Delloye (p. 336-347).



BERRATHON.




Argument.
Fingal, dans son voyage à Lochlin, où il avait été invité par Starno, père d’Agandecca, toucha à Berrathon, île de la Scandinavie, et fut reçu magnifiquement par Larthmor, petit roi du pavs et vassal des rois suprêmes de Lochlin. L’hospitalité de Larthmor lui valut l’amitié de Fingal, amitié dont ce héros donna des preuves, après l’emprisonnement de Larthmor par son propre fils, en envoyant Ossian et Toscar, père de Malvina, délivrer Larthmor et punir la conduite dénaturée d’Uthal. Uthal était beau et admiré des femmes, Nina-thoma, la fille gracieuse de Tor-thoma, prince du voisinage, l’aima et s’enfuit avec lui. Il se montra inconstant ; car une autre femme, dont on ne dit pas le nom, ayant gagné son affection, il relégua Nina-thoma dans une île déserte, près la côte de Berrathon.
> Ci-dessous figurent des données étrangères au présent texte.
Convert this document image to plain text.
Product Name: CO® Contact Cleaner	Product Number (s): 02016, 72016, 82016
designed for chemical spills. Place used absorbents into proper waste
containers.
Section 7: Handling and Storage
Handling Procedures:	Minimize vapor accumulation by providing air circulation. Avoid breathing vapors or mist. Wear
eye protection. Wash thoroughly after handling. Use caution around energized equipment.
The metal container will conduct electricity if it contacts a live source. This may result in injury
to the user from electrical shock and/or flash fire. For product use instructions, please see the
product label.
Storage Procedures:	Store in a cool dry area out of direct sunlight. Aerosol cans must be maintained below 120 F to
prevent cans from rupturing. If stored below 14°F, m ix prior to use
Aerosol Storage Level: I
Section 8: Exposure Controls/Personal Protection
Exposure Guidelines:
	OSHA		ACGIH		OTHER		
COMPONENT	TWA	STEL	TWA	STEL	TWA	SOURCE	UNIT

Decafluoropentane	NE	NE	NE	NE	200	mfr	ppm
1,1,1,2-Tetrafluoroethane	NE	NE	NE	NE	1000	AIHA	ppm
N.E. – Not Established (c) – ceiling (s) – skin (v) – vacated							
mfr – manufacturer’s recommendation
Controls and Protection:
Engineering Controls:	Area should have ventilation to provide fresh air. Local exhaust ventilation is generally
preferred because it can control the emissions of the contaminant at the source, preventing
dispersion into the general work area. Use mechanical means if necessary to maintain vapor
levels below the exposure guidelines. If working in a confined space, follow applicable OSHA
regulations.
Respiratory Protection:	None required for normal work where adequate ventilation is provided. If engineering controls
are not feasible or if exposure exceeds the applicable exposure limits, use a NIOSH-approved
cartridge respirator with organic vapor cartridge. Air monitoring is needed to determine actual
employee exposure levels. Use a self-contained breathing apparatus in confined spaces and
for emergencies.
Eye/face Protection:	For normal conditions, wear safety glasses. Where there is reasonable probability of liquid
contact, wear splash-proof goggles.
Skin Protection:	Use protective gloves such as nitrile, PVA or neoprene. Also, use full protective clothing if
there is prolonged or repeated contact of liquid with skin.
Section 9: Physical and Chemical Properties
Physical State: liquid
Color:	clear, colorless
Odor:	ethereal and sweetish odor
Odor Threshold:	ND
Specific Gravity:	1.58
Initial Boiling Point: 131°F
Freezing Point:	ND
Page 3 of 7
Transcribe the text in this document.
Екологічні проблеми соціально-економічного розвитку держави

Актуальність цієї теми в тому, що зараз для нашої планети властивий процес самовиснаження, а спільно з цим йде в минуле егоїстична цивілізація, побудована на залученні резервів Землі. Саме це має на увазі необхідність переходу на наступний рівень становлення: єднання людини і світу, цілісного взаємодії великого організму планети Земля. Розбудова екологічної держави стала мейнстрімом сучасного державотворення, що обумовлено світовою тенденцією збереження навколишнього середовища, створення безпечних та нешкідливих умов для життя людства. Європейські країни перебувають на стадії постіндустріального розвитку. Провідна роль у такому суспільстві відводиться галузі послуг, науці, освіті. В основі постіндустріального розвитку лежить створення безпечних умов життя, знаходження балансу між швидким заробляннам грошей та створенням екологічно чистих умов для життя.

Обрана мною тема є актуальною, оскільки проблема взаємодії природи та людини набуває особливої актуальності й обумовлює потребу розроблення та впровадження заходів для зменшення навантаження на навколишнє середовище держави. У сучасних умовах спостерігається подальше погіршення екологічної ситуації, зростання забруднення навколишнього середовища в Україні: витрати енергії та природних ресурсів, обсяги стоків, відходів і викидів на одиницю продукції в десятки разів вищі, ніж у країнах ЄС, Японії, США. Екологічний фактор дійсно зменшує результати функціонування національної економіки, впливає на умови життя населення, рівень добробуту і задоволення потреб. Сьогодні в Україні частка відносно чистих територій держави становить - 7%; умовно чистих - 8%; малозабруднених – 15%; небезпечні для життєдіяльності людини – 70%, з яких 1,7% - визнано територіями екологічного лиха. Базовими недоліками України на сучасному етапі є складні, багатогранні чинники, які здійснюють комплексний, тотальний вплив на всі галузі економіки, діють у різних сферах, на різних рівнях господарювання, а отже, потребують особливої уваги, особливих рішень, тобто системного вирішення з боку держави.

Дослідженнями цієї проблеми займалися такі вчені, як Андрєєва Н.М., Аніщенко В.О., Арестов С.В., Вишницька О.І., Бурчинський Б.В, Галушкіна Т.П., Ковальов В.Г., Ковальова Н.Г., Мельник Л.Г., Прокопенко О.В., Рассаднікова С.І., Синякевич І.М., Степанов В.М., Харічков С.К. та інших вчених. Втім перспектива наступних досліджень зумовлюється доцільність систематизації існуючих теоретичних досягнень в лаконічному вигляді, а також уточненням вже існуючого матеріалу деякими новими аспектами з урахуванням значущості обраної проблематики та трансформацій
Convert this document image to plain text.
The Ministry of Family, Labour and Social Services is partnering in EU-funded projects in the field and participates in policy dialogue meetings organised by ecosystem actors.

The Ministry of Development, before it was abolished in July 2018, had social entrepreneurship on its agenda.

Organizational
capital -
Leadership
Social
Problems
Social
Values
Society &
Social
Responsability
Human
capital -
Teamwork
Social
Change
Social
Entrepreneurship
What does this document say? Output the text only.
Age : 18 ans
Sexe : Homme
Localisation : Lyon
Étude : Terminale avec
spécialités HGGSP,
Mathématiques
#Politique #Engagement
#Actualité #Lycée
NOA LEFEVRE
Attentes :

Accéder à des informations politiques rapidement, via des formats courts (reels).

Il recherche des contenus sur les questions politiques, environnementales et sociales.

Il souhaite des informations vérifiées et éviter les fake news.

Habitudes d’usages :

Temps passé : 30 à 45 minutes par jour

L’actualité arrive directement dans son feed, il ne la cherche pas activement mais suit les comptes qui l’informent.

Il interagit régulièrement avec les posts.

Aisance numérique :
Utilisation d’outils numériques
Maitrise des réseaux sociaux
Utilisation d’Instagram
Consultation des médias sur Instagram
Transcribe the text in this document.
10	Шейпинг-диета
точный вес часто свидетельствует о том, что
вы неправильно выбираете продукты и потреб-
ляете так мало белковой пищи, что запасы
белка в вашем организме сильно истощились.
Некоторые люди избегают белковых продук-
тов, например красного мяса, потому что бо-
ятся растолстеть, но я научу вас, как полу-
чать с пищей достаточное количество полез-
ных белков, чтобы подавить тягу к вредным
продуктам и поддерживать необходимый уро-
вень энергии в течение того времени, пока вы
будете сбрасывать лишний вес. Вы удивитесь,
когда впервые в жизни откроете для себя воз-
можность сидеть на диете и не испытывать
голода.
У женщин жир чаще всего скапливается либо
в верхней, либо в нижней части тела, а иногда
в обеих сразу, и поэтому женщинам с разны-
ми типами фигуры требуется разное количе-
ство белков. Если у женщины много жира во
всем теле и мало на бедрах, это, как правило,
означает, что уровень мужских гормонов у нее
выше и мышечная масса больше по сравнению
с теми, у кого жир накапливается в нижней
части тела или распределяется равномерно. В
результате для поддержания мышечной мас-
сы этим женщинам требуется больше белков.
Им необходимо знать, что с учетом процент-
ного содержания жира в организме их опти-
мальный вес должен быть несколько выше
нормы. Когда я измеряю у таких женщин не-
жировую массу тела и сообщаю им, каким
Elle fut délivrée par Ossian qui, accompagné de Toscar, débarqua à Berrathon, défit les forces d’Uthal et le tua en combat singulier. Nina-thoma, dont l’amour ne pouvait être effacé par la mauvaise conduite d’Uthal, mourut de chagrin en apprenant sa mort. Cependant Larthmor est rétabli dans ses états, et Ossian et Toscar retournent triomphants vers Fingal.
Le poème commence par une élégie sur la mort de Malvina, fille de Toscar, et se termine par le présage de la mort d’Ossian.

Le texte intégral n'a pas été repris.